AbbVie secured ownership of IMBRUVICA® (ibrutinib) in 2015 when it purchased Pharmacyclics. AbbVie reported $2.5 billion in sales with a robust 40% growth rate. It was created by scientists at Celera Genomics as a tool compound for studying BTK function and then developed by Pharmacyclics up to Phase II. The Wall Street Journal reported in 2016 that the drug cost US $116.6K to $155K wholesale in the United States. The drug is used to treat chronic lymphocytic leukemia, Waldenstrom’s macroglobulinemia and chronic graft vs. host disease.
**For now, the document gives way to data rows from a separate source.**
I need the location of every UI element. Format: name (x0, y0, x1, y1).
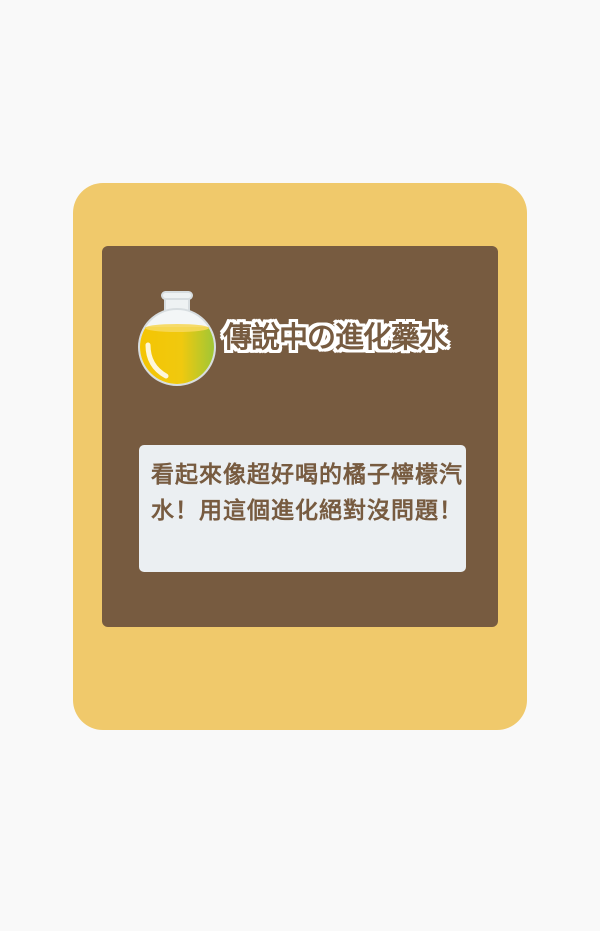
potion-flask-icon (138, 291, 216, 386)
item-name: 傳說中の進化藥水 (223, 320, 448, 354)
item-description-box: 看起來像超好喝的橘子檸檬汽水！用這個進化絕對沒問題！ (139, 445, 466, 572)
item-description: 看起來像超好喝的橘子檸檬汽水！用這個進化絕對沒問題！ (151, 462, 463, 524)
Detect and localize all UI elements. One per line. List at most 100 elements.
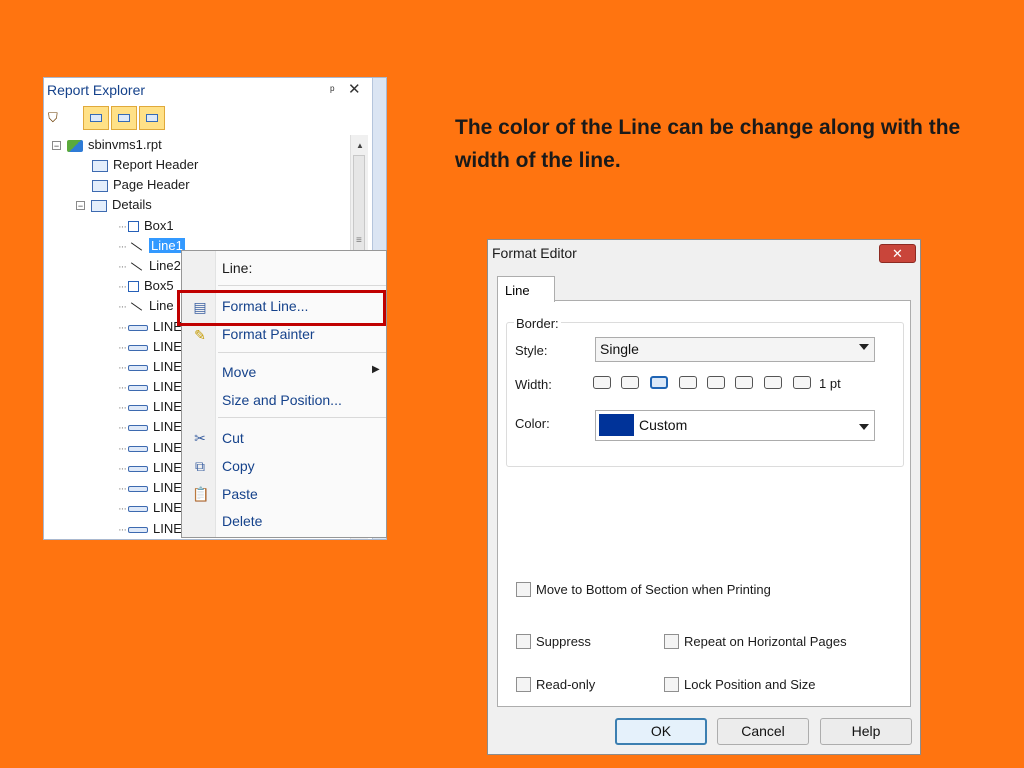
read-only-label: Read-only xyxy=(536,677,596,692)
tree-item-label: LINE xyxy=(153,419,182,434)
tree-item-box5[interactable]: ··· Box5 xyxy=(118,276,174,295)
tree-item-label: Line xyxy=(149,298,174,313)
tree-item-label-selected: Line1 xyxy=(149,238,185,253)
pin-icon[interactable]: ᵖ xyxy=(330,83,335,97)
width-option-2[interactable] xyxy=(621,376,639,389)
tab-line[interactable]: Line xyxy=(497,276,555,302)
tree-item-label: LINE xyxy=(153,440,182,455)
highlight-box xyxy=(177,290,386,326)
tree-item-label-line[interactable]: ··· LINE xyxy=(118,438,182,457)
box-icon xyxy=(128,221,139,233)
scissors-icon: ✂ xyxy=(194,430,206,446)
tree-item-label-line[interactable]: ··· LINE xyxy=(118,458,182,477)
width-option-6[interactable] xyxy=(735,376,753,389)
submenu-arrow-icon: ▶ xyxy=(372,364,380,375)
suppress-label: Suppress xyxy=(536,634,591,649)
chevron-down-icon xyxy=(859,424,869,430)
menu-item-paste[interactable]: Paste xyxy=(222,486,258,502)
tree-item-label-line[interactable]: ··· LINE xyxy=(118,397,182,416)
filter-icon[interactable]: ⛉ xyxy=(48,110,66,128)
menu-header: Line: xyxy=(222,260,253,276)
panel-title: Report Explorer xyxy=(47,82,146,98)
cancel-button[interactable]: Cancel xyxy=(717,718,809,745)
collapse-icon[interactable]: − xyxy=(76,201,85,211)
label-icon xyxy=(128,505,148,512)
paintbrush-icon: ✎ xyxy=(194,327,206,343)
tree-item-label: Box1 xyxy=(144,218,174,233)
tree-item-label: Page Header xyxy=(113,177,190,192)
tree-item-label: LINE xyxy=(153,399,182,414)
format-editor-dialog: Format Editor ✕ Line Border: Style: Sing… xyxy=(487,239,921,755)
tree-item-label-line[interactable]: ··· LINE xyxy=(118,498,182,517)
tree-item-label: sbinvms1.rpt xyxy=(88,137,162,152)
lock-checkbox[interactable] xyxy=(664,677,679,692)
width-option-7[interactable] xyxy=(764,376,782,389)
scroll-up-icon[interactable]: ▲ xyxy=(356,141,364,150)
tree-item-line[interactable]: ··· Line xyxy=(118,296,174,315)
dialog-title: Format Editor xyxy=(492,245,577,261)
menu-item-copy[interactable]: Copy xyxy=(222,458,255,474)
tree-item-report-header[interactable]: Report Header xyxy=(92,155,198,174)
label-icon xyxy=(128,445,148,452)
menu-separator xyxy=(218,352,386,353)
grip-icon: ≡ xyxy=(356,235,362,246)
width-option-8[interactable] xyxy=(793,376,811,389)
tree-item-label-line[interactable]: ··· LINE xyxy=(118,519,182,538)
tree-item-label-line[interactable]: ··· LINE xyxy=(118,337,182,356)
view-button-1[interactable] xyxy=(83,106,109,130)
width-option-3-selected[interactable] xyxy=(650,376,668,389)
close-button[interactable]: ✕ xyxy=(879,244,916,263)
tree-item-label-line[interactable]: ··· LINE xyxy=(118,478,182,497)
chevron-down-icon xyxy=(859,344,869,350)
close-icon: ✕ xyxy=(892,246,903,261)
ok-button[interactable]: OK xyxy=(615,718,707,745)
move-to-bottom-checkbox[interactable] xyxy=(516,582,531,597)
section-icon xyxy=(92,179,108,192)
menu-separator xyxy=(218,285,386,286)
label-icon xyxy=(128,465,148,472)
help-button[interactable]: Help xyxy=(820,718,912,745)
section-icon xyxy=(91,199,107,212)
style-label: Style: xyxy=(515,343,548,358)
tree-item-label: LINE xyxy=(153,480,182,495)
menu-item-delete[interactable]: Delete xyxy=(222,513,262,529)
repeat-checkbox[interactable] xyxy=(664,634,679,649)
tree-item-label: LINE xyxy=(153,359,182,374)
view-button-2[interactable] xyxy=(111,106,137,130)
tree-item-label-line[interactable]: ··· LINE xyxy=(118,357,182,376)
collapse-icon[interactable]: − xyxy=(52,141,61,151)
tree-item-label-line[interactable]: ··· LINE xyxy=(118,377,182,396)
tree-item-label: Report Header xyxy=(113,157,199,172)
color-select[interactable]: Custom xyxy=(595,410,875,441)
width-option-4[interactable] xyxy=(679,376,697,389)
menu-item-size-position[interactable]: Size and Position... xyxy=(222,392,342,408)
tree-item-line1[interactable]: ··· Line1 xyxy=(118,236,185,255)
style-select[interactable]: Single xyxy=(595,337,875,362)
width-option-5[interactable] xyxy=(707,376,725,389)
read-only-checkbox[interactable] xyxy=(516,677,531,692)
menu-item-cut[interactable]: Cut xyxy=(222,430,244,446)
menu-separator xyxy=(218,417,386,418)
tree-item-report[interactable]: − sbinvms1.rpt xyxy=(52,135,162,154)
line-icon xyxy=(128,301,144,313)
tree-item-label-line[interactable]: ··· LINE xyxy=(118,417,182,436)
lock-label: Lock Position and Size xyxy=(684,677,816,692)
paste-icon: 📋 xyxy=(192,486,210,502)
menu-item-move[interactable]: Move xyxy=(222,364,256,380)
tree-item-details[interactable]: − Details xyxy=(76,195,152,214)
width-option-1[interactable] xyxy=(593,376,611,389)
menu-item-format-painter[interactable]: Format Painter xyxy=(222,326,315,342)
close-icon[interactable]: ✕ xyxy=(348,80,361,98)
tree-item-page-header[interactable]: Page Header xyxy=(92,175,190,194)
tree-item-label-line[interactable]: ··· LINE xyxy=(118,317,182,336)
tree-item-label: LINE xyxy=(153,521,182,536)
view-button-3[interactable] xyxy=(139,106,165,130)
tree-item-line2[interactable]: ··· Line2 xyxy=(118,256,181,275)
tree-item-box1[interactable]: ··· Box1 xyxy=(118,216,174,235)
suppress-checkbox[interactable] xyxy=(516,634,531,649)
width-label: Width: xyxy=(515,377,552,392)
label-icon xyxy=(128,344,148,351)
tree-item-label: LINE xyxy=(153,339,182,354)
width-value: 1 pt xyxy=(819,376,841,391)
tree-item-label: Box5 xyxy=(144,278,174,293)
AbbVie recently announced up to seven years of clinical trial follow-up for IMBRUVICA® monotherapy in chronic lymphocytic leukemia/small lymphocytic lymphoma (CLL/SLL), the longest follow-up for a Bruton’s tyrosine kinase (BTK) inhibitor to date. The updated Phase 1b/2 data demonstrated durable responses in CLL/SLL patients with an overall response rate (ORR) of 89 percent. Evaluated patients included those with high-risk genomic factors such as complex karyotype and unmutated IGHV, and more than 70 patients with three to 12 prior lines of therapy. Progression-free survival (PFS) rates were also sustained (estimated seven-year rates of 80% for previously untreated patients; 32% in the highly pre-treated relapsed/refractory groups). The analysis also found that PFS trended better for R/R patients when treated with ibrutinib in earlier lines of therapy (after one or two prior lines of therapy versus three or more lines of prior therapy). “With up to seven years of follow up, IMBRUVICA monotherapy continues to show long-lasting responses and survival benefits in patients with chronic lymphocytic leukemia and small lymphocytic lymphoma,” said Danelle James, M.D., M.A.S., Head of Clinical Science, Pharmacyclics LLC, an AbbVie company. “These results help demonstrate that the benefits of IMBRUVICA can be sustained for many years, which were seen in patients with CLL and SLL that are typically more difficult to treat due to high-risk genomic factors.” CLL is one of the two most common forms of leukemia in adults and is a type of cancer that can develop from cells in the bone marrow that later mature into certain white blood cells (called lymphocytes).1 While these cancer cells start in the bone marrow, they then later spread into the blood. The prevalence of CLL is approximately 115,000 patients in the U.S. with approximately 20,000 newly diagnosed patients every year.2,3 SLL is a slow-growing lymphoma biologically similar to CLL in which too many immature white blood cells cause lymph nodes to become larger than normal.4 Both CLL and SLL are predominately diseases of the elderly, with a median age at diagnosis ranging from 65-70 years.5
“The long-term follow-up data with ibrutinib continues to look promising, with remissions that suggest patients are able to live many years beyond what was previously expected,” said John C. Byrd, M.D., Warren Brown Chair of Leukemia Research, Professor of Medicine at the Ohio State University and the lead investigator of the seven-year follow-up study. “These data also suggest that starting treatment with ibrutinib as early as possible for CLL and SLL provides the best efficacy over the long-term – an important factor that treating physicians should consider.”